Réminiscences

Mardi 16 août 1921

Dès les premières lueurs du jour, les cauchemars aux images confuses laissèrent leur empreinte fugace en la manifestation d’une légère migraine. Tirée du lit, et après quelques ablutions, je décidai de mettre à profit les quelques heures restantes avant les retrouvailles en ville pour mettre de l’ordre dans ce qui s’annonçait comme le début d’une curieuse enquête. Bien entendu, sans omettre la gargantuesque collation que fut le petit déjeuner tant j’étais affamée !

La pièce qui recueille mon repos ainsi que mes pensées est tout ce qu’il y a de plus ordinaire. Un lit à la sombre armature métallique soulignée par le doré de quelques fioritures. Un matelas qui n’est certes pas de première jeunesse, et dont la teinte pâle de la courtepointe est rehaussée par les liserés de roses sur un fond vert d’eau ornant un papier peint jauni par endroit. Un petit secrétaire, une commode, et un tapis crocheté achèvent le décor somme toute confortable du lieu.

Ma logeuse m’a donné sa meilleure chambre dit-elle, et je crois qu’elle m’apprécie autant que l’on puisse apprécier quelqu’un dont le pays a volé plusieurs de ses enfants en quête d’une meilleure destinée. Nous avons longuement devisé sur l’Amérique. Ce fut l’occasion de décrire ce qui m’y plaisait, et comment s’y déroulait le quotidien des gens simples .

Il fut plus hasardeux d’aborder les réels motifs de ma présence. Ma noble profession ne suffisait pas à tout expliquer. Je finis donc par avouer, entre deux tasses de thé, qu’il s’agissait d’une quête somme toute personnelle. Elle ne sembla pas surprise, arguant que peu oseraient braver les flots pour venir au pays, tandis que des générations le quittaient depuis la grande famine. Ainsi abreuvais-je sa curiosité en retraçant l’histoire d’une mère dont l’étrange disparition coïncidait avec l’internement de sa sœur aînée à l’asile d’Arkham. Toutes deux n’ayant qu’une année de différence.

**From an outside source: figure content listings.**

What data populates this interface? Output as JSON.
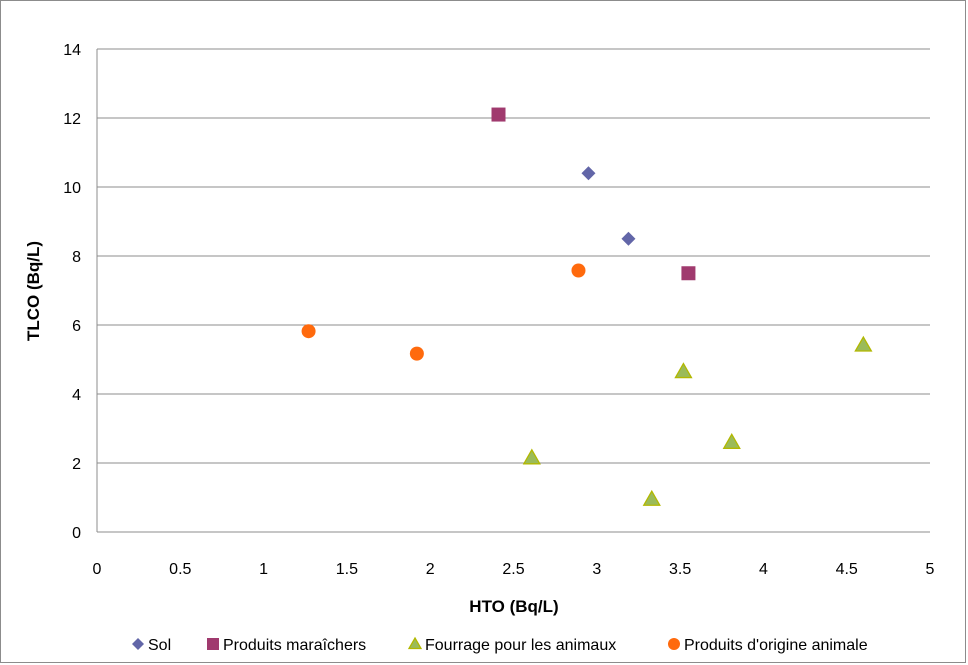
{
  "chart_data": {
    "type": "scatter",
    "xlabel": "HTO (Bq/L)",
    "ylabel": "TLCO (Bq/L)",
    "xlim": [
      0,
      5
    ],
    "ylim": [
      0,
      14
    ],
    "x_ticks": [
      "0",
      "0.5",
      "1",
      "1.5",
      "2",
      "2.5",
      "3",
      "3.5",
      "4",
      "4.5",
      "5"
    ],
    "y_ticks": [
      "0",
      "2",
      "4",
      "6",
      "8",
      "10",
      "12",
      "14"
    ],
    "grid": "horizontal",
    "legend_position": "bottom",
    "series": [
      {
        "name": "Sol",
        "marker": "diamond",
        "color": "#6266A8",
        "points": [
          [
            2.95,
            10.4
          ],
          [
            3.19,
            8.5
          ]
        ]
      },
      {
        "name": "Produits maraîchers",
        "marker": "square",
        "color": "#A03A6E",
        "points": [
          [
            2.41,
            12.1
          ],
          [
            3.55,
            7.5
          ]
        ]
      },
      {
        "name": "Fourrage pour les animaux",
        "marker": "triangle",
        "color": "#9BBB59",
        "stroke": "#B9C000",
        "points": [
          [
            2.61,
            2.15
          ],
          [
            3.33,
            0.95
          ],
          [
            3.52,
            4.65
          ],
          [
            3.81,
            2.6
          ],
          [
            4.6,
            5.42
          ]
        ]
      },
      {
        "name": "Produits d'origine animale",
        "marker": "circle",
        "color": "#FF6A0D",
        "points": [
          [
            1.27,
            5.82
          ],
          [
            1.92,
            5.17
          ],
          [
            2.89,
            7.58
          ]
        ]
      }
    ]
  }
}
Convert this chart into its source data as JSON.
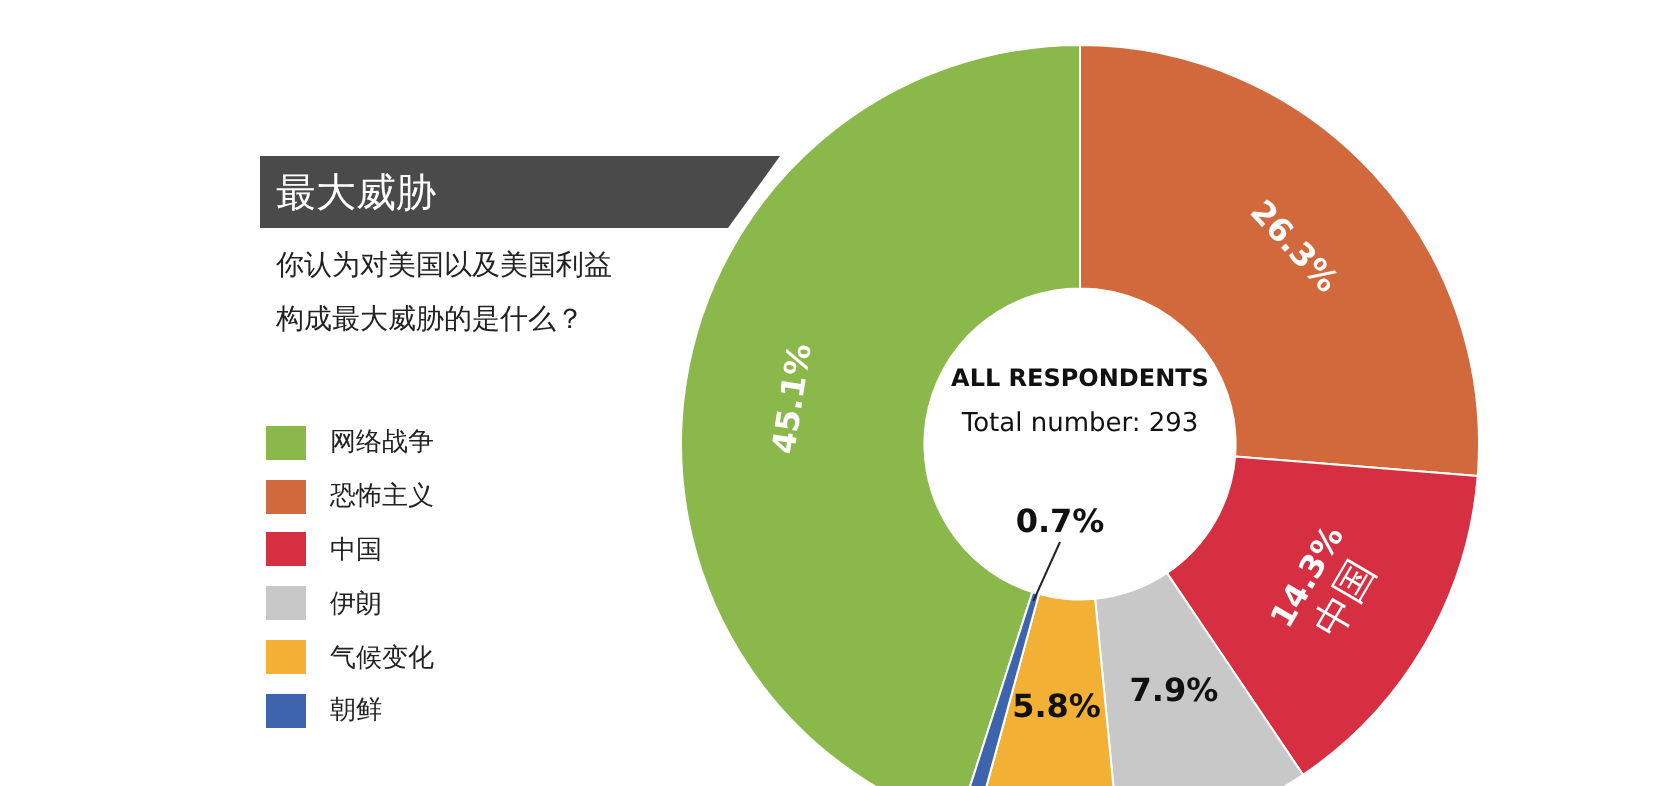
{
  "chart_data": {
    "type": "donut",
    "title": "最大威胁",
    "subtitle": "你认为对美国以及美国利益构成最大威胁的是什么？",
    "categories": [
      "网络战争",
      "恐怖主义",
      "中国",
      "伊朗",
      "气候变化",
      "朝鲜"
    ],
    "values": [
      45.1,
      26.3,
      14.3,
      7.9,
      5.8,
      0.7
    ],
    "colors": [
      "#8ab84a",
      "#d2693c",
      "#d62f42",
      "#c8c8c8",
      "#f2b134",
      "#3e64ae"
    ],
    "value_labels": [
      "45.1%",
      "26.3%",
      "14.3%",
      "7.9%",
      "5.8%",
      "0.7%"
    ],
    "annotations": [
      "ALL RESPONDENTS",
      "Total number: 293",
      {
        "text": "中国",
        "x": "中国"
      }
    ],
    "legend": "left"
  }
}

Mon père peina à surmonter la torture que lui causait l’absence d’une épouse sublimée par le souvenir, dont il avait accepté les origines, le milieu plus modeste, ainsi que toutes les excentricités. De ces dernières, j’en apprendrai d’ailleurs très peu. C’est bien plus tard que, craignant son refus, je réclamais toutefois les effets de cette femme qui m’était pourtant inconnue. Aussitôt, ce fut comme signer un pacte sans nul besoin de justification. La promesse de ne pas disparaître à mon tour.

Il peina d’autant plus face à une police inefficace dont les discours sans empathie manquèrent de l’égarer vers la facilité : l’oubli et l’abêtissement procurés par l’alcool. La possibilité d’un amant au mal du pays revinrent comme une rengaine lassante. D’autre part, et en dépit de multiples visites à la morgue, aucun corps retrouvé ne s’avéra être celui de sa bien-aimée.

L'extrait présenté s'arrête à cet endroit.